Die erhoffte Biographie eines der bedeutendsten Vertreter des Nationalprotestantis­mus ist Jasper nicht gelungen. Es fehlt die Distanz, die theologischer Diskurse, meist auch der dichte Bezug zu den laufenden zeitgenössischen Debatten. Die her­vor­ragende Qualität, in der zuletzt Konrad Hamann die Biographie Rudolf Bult­manns erschlossen hat,[7] ist hier leider nicht erreicht. Das soll die Leistung nicht schmälern, die in der Aufar­bei­tung des umfangreichen, vielfach noch nicht veröffent­lichten Materials liegt. Wichtig ist, dass die Biographie nicht 1945 abbricht, sondern die Gefährdung des Lebenswerkes durch die Qualifizierung als Nazi ausführlich beschrieben und dass PA spät noch Revisionen am theologischen Geschichtsbild (die Juden seien für Paulus schuld am Tode Jesu:  S. 294) einsah.

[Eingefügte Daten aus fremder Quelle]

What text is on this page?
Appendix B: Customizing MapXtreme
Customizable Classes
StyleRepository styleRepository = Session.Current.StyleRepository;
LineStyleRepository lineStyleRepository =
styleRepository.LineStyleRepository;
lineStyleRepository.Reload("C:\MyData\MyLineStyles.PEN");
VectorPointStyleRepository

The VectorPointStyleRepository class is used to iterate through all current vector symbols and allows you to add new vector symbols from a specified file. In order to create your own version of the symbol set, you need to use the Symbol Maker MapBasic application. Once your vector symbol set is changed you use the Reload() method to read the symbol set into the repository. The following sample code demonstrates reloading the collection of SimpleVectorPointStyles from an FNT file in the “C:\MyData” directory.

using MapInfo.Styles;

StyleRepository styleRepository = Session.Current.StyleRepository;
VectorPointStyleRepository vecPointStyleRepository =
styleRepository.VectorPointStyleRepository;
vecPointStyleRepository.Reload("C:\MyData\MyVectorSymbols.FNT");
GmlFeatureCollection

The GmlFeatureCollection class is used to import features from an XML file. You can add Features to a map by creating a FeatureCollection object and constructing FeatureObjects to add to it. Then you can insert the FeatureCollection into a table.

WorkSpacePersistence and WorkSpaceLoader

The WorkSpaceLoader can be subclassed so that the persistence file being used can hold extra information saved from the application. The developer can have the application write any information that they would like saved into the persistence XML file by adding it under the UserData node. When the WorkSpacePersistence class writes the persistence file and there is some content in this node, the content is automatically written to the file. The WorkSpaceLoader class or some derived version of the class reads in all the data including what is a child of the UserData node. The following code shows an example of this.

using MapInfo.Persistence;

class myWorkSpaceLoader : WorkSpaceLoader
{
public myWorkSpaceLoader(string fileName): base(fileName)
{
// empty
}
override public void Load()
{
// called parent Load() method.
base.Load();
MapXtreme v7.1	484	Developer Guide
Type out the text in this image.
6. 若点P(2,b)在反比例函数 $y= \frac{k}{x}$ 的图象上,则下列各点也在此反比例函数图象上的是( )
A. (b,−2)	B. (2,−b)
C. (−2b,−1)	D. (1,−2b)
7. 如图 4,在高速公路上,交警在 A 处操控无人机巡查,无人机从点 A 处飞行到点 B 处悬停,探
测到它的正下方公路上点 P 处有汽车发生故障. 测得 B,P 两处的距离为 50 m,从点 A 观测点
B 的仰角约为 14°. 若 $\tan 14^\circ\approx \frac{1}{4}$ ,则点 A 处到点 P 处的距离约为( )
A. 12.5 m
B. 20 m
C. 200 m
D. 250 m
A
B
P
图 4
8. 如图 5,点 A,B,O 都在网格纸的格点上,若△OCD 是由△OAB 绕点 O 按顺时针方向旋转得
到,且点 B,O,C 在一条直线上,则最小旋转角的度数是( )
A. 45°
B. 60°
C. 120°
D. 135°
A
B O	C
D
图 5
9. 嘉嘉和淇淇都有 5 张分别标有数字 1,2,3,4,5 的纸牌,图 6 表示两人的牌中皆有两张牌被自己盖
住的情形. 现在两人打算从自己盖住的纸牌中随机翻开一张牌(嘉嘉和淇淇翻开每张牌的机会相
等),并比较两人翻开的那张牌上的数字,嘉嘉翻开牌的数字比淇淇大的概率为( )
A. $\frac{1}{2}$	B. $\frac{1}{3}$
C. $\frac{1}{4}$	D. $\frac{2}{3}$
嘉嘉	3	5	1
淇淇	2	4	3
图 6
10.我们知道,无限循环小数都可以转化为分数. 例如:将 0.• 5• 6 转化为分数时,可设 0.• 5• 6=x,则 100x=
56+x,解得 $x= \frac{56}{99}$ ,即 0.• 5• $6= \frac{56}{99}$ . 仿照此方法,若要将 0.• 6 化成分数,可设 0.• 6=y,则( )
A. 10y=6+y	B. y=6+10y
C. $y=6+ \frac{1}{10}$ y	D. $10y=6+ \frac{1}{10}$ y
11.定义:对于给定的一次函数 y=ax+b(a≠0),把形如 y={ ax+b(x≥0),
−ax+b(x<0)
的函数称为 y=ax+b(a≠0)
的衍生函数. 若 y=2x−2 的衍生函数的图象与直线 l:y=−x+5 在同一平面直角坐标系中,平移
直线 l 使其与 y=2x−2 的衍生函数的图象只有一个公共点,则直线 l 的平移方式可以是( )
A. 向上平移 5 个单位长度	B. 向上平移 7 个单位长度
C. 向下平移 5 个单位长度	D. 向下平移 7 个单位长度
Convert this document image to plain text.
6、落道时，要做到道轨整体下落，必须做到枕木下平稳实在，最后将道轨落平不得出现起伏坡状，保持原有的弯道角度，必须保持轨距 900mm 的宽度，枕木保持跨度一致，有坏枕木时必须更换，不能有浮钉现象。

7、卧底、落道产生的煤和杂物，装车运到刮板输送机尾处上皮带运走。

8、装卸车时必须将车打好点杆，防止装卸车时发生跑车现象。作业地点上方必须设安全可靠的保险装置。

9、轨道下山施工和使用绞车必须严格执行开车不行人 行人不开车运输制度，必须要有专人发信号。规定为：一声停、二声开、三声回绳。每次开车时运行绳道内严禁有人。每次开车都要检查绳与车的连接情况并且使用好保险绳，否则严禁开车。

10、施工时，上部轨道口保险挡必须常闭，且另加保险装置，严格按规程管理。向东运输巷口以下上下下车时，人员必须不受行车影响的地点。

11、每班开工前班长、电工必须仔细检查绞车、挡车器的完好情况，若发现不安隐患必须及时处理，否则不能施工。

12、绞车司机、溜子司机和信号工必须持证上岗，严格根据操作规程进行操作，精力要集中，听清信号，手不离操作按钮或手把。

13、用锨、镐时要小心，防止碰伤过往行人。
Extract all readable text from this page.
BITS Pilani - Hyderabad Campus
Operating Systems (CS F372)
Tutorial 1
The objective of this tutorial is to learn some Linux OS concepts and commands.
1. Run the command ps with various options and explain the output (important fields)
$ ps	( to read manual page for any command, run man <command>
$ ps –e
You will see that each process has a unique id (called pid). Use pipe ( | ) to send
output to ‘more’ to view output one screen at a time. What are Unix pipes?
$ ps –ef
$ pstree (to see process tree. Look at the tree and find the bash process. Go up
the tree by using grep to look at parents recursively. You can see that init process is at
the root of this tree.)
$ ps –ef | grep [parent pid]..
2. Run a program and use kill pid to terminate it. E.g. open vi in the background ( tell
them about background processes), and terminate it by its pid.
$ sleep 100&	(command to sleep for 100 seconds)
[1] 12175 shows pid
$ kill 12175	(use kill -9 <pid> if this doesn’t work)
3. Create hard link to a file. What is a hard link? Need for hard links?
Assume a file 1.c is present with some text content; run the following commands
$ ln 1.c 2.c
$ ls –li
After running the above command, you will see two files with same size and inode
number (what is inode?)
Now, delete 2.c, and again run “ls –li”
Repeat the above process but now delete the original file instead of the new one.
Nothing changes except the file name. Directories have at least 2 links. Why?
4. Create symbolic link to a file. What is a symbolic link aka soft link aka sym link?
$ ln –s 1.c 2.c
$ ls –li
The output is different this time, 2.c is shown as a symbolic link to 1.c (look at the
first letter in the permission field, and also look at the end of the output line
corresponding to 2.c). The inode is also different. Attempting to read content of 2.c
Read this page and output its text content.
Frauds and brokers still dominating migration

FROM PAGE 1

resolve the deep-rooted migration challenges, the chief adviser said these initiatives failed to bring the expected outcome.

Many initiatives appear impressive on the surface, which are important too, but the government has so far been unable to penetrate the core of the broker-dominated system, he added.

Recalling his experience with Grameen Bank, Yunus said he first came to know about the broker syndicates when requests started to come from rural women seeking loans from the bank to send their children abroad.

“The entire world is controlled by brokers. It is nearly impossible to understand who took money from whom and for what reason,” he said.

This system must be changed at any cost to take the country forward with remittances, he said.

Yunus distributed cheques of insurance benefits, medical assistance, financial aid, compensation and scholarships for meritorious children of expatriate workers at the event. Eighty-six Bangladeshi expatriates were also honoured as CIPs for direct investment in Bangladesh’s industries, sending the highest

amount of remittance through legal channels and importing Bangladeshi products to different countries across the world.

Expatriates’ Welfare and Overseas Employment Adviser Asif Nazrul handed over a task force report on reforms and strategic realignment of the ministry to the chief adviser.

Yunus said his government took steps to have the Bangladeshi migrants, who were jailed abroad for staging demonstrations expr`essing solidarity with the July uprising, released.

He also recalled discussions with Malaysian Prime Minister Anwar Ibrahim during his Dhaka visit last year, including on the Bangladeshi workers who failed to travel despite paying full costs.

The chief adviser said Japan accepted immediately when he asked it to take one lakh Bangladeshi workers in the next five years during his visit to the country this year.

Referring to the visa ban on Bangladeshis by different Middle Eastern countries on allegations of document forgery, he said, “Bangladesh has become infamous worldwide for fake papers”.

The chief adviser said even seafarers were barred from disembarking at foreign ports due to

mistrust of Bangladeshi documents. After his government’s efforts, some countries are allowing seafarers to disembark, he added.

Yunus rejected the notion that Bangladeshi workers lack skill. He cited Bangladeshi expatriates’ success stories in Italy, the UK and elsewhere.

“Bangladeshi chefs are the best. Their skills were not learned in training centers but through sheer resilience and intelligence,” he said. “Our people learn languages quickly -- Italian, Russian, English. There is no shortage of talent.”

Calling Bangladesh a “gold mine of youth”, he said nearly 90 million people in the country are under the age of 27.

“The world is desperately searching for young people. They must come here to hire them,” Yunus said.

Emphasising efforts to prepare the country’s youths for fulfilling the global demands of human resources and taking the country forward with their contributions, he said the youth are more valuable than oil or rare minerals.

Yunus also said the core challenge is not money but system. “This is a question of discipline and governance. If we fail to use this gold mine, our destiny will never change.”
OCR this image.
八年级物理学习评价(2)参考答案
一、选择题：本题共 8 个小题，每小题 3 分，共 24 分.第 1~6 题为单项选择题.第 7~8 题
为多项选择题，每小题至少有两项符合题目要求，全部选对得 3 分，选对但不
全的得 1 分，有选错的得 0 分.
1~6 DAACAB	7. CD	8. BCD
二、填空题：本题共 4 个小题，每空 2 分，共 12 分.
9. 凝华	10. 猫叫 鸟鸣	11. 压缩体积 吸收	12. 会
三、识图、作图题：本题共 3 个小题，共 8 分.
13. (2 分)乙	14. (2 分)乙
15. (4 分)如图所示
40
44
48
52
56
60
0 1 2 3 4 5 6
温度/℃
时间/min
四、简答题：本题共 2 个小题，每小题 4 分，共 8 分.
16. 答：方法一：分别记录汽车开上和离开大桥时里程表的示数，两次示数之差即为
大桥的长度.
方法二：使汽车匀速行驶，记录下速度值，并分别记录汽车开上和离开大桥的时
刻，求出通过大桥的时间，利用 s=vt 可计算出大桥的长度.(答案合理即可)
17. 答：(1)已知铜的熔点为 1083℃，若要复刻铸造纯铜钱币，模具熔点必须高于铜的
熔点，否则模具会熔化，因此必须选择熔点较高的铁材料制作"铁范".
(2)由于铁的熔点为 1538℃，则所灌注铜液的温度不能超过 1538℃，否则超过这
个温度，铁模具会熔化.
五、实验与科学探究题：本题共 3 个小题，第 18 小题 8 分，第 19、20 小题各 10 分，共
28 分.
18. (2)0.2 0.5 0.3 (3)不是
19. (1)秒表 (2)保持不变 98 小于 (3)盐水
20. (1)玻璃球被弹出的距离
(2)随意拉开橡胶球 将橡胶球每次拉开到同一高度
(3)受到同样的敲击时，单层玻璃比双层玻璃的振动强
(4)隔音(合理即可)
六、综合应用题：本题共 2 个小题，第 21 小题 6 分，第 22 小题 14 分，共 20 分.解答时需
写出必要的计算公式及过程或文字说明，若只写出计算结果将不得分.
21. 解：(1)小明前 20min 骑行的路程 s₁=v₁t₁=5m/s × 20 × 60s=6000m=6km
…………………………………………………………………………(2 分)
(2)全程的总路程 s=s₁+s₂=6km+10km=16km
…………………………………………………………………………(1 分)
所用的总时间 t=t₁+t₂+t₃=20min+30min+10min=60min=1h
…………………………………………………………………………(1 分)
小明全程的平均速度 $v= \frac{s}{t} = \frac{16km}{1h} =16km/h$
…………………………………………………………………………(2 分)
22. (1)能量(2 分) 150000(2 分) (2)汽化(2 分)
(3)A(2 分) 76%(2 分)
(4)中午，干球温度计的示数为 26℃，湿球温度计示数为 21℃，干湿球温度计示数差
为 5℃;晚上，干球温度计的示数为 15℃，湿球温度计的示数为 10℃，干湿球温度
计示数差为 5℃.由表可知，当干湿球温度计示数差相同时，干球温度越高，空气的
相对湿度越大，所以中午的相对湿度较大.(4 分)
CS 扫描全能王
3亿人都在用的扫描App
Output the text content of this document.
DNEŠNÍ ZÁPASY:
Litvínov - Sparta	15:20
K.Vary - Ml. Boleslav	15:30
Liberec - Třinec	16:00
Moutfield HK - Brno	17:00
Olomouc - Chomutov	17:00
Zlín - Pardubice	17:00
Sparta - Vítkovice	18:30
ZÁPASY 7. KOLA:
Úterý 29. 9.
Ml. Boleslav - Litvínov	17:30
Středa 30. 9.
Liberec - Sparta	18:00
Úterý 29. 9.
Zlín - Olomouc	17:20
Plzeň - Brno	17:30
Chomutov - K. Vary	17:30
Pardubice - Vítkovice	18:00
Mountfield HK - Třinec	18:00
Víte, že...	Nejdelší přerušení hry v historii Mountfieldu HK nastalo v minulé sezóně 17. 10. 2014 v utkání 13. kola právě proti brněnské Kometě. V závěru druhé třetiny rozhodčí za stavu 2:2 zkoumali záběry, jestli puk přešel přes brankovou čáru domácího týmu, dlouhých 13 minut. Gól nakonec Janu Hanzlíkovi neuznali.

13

März 2013                                                                                         Christoph Auffarth
Religionswissenschaft,
Universität Bremen

 


[1] Tanja Hetzer: „Deutsche Stunde“. Volksgemeinschaft und Antisemitismus in der politischen Theologie bei Paul Althaus. München: Allitera 2009. [295 S. Diss. Brighton, University of Sussex 2007. Gotthard Jasper: Das Hermannsburger Erbe dokumentiert an einem Briefwechsel zwischen Paul Althaus, Vater, und Paul Althaus, Sohn. in: Jahrbuch der Gesellschaft für Niedersächsische Kirchengeschichte 107 (2009), 159-172. Roland Liebenberg: Der Gott der feldgrauen Männer. Die theozentrische Erfahrungstheologie von Paul Althaus d. J. im Ersten Weltkrieg. Leipzig: Evang. Verlags-Anstalt 2008. Rez. Martin Ohst: Dutch review of church history 90 (2010), 483-491. Roland Kurz: Nationalprotestan­tisches Denken in der Weimarer Republik. Voraussetzungen und Ausprägungen des Protestantismus nach dem Ersten Weltkrieg in seiner Begegnung mit Volk und Nation. Gütersloh: Gütersloher GVH 2007. Rez. Christoph Auffarth: Jahrbuch der Gesellschaft für Niedersächsische Kirchengeschichte 107 (2009), 159-172.

[2] Gotthard Jasper (Jahr­gang 1934) kürze ich im Folgenden ab mit ihren Initialen GJ.

[3] Dazu kommt noch der Großvater, der als Missionar arbeitete, 96 A. 11.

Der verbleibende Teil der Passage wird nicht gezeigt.